Pero las instituciones que nos rigen están, inevitablemente, sesgadas por una ideología y usarán la culpa a favor de ella. Y esa ideología, para nuestro caso, se llama capitalismo. Al capitalismo le sirve que te sientas culpable por no ser lo suficientemente productivo, entonces tu jefe te hará trabajar horas extras por no haber acabado tus tareas; pero será culpa tuya, por no estar a la altura del capital. Al capitalismo también le sirve hacer de las mujeres un objeto de consumo, entonces más nos vale estar flacas, si es necesario dejar de comer y vomitar nuestro último almuerzo con tal de ser deseables. Y entonces, el pobre es culpable de su miseria, a lo mejor tú no te esfuerzas lo suficiente, y de pronto si te unieras al club de las 5am no serías tan miserable.

 

Y creo que aquí está la gran diferencia entre la pasta carbonara y la bomba atómica de la que hablaba al principio. Al sistema no le sirve que Paul Tibetts se sienta culpable por la destrucción nuclear porque sin eso no hubiera sido posible la expansión del capitalismo.

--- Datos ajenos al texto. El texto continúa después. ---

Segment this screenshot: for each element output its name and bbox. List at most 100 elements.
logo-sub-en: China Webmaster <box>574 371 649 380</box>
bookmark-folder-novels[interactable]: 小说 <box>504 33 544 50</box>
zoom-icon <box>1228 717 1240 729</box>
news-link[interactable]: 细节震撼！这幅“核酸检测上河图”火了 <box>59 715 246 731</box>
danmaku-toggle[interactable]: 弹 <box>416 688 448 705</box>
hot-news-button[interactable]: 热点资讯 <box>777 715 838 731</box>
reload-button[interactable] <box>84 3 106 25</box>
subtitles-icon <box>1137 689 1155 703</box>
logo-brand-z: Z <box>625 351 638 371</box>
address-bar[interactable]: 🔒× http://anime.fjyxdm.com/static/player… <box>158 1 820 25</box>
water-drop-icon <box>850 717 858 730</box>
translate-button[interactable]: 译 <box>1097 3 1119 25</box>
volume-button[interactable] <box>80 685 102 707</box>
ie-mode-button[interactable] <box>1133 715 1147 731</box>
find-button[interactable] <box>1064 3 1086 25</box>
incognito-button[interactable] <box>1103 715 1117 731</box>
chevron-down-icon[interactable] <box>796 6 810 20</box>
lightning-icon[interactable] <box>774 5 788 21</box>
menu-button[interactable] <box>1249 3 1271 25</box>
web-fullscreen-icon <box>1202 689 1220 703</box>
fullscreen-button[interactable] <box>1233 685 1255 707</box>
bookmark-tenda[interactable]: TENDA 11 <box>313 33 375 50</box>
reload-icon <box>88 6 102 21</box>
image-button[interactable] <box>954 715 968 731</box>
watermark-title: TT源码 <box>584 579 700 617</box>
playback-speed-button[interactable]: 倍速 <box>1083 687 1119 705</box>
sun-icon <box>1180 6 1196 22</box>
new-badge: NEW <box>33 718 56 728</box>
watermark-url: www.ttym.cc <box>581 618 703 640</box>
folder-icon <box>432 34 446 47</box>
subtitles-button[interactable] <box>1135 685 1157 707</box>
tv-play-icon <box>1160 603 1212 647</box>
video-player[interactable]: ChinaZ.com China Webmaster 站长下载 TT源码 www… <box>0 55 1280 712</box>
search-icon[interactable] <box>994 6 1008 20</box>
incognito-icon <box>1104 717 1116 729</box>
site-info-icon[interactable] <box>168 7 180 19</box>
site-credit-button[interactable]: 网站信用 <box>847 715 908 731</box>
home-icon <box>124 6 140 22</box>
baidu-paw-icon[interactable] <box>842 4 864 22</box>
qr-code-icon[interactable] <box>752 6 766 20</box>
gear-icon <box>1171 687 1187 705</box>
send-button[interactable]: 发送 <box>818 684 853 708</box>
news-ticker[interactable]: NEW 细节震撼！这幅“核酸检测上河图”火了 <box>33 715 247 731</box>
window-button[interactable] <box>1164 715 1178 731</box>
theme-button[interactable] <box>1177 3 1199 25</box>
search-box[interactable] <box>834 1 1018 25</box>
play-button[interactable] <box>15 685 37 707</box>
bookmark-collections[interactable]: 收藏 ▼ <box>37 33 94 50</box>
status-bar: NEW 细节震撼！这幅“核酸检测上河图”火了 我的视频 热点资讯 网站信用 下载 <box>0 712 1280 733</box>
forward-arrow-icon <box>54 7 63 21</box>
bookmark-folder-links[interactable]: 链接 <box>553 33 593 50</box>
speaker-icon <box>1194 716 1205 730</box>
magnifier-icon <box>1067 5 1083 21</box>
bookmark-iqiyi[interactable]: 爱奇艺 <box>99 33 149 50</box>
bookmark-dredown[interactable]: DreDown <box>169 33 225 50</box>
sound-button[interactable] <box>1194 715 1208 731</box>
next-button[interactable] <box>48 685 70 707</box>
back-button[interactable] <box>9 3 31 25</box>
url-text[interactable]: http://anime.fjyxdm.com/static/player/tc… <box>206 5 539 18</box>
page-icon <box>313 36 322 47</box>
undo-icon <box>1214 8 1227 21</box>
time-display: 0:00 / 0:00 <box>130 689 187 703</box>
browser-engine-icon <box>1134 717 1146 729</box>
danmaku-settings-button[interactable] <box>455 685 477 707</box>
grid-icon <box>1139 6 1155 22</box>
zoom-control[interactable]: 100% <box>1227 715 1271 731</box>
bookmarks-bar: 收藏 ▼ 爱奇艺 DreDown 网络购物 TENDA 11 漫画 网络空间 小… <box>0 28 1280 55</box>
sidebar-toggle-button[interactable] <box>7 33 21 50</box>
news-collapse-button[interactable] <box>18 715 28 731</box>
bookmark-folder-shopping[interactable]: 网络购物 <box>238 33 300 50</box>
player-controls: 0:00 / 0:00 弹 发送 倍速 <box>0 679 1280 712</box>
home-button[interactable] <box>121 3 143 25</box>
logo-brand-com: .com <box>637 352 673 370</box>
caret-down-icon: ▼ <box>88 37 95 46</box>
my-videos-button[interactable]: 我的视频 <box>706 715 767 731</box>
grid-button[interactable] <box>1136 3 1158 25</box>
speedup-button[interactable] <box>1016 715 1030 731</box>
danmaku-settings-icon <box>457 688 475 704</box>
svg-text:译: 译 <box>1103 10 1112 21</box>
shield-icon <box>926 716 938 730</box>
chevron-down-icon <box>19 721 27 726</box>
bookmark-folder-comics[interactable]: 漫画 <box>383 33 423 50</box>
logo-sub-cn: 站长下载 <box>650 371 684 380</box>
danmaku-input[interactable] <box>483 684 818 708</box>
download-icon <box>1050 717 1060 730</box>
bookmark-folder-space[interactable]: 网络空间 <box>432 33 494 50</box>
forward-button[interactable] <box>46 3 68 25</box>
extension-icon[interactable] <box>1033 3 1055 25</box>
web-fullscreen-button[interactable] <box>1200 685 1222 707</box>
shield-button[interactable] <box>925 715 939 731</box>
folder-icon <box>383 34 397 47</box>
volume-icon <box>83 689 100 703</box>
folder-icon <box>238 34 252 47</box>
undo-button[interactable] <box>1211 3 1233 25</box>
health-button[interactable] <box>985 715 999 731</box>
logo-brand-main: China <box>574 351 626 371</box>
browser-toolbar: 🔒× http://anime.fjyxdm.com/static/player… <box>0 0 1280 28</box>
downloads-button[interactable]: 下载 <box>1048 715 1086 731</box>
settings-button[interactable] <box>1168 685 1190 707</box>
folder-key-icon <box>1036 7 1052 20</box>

En cambio, la culpa era esencial para mantener el cuerpo de María dominado, porque al patriarcado le sirve que hagamos por él el trabajo sucio: hacernos pequeñas. Le sirve que tengamos hambre, porque con hambre no se puede pensar.

 

Según el padre que entrevisté, el rito de la confesión ha sido instrumentalizado con fines políticos. Y así, la confesión resulta siendo el medio perfecto para que las instituciones impongan en nosotros una forma de actuar y pensar. De nuevo, esto sirve para asegurar -hasta cierto punto- lo básico: está mal matar, robar, golpear, etc. y darle un orden moral a la sociedad. Pero de la misma forma, ha sido utilizado para que las mujeres nos sintamos culpables por tirar, que los gays se confiesen por amar a quien “no deben” y que creamos que divorciarse es pecado. Así lo explica él:

— Ciertamente en los estratos más populares hay una conciencia de errores, no por una decisión libre, sino porque me enseñaron que esta es la lista, sin mayor conciencia.(…) Y en los estratos sociales altos, sobre todo en las mujeres, está esta conciencia de “tengo que ser pura, tengo que ser así, este es el estereotipo de la mujer. Como te debes comportar”. Entonces a veces la confesión son unas cosas tan ingenuas que uno dice: marica, ¿A lo bien? Por ejemplo, un día un señor llegó en semana santa a confesarse porque se había comido una tajada de jamón y que no se podía porque tocaba ese día no comer carne.

¿Cuál será, entonces, la diferencia entre la bomba de Hiroshima, la pasta carbonara y el jamón que se comió aquel pecador en Semana Santa?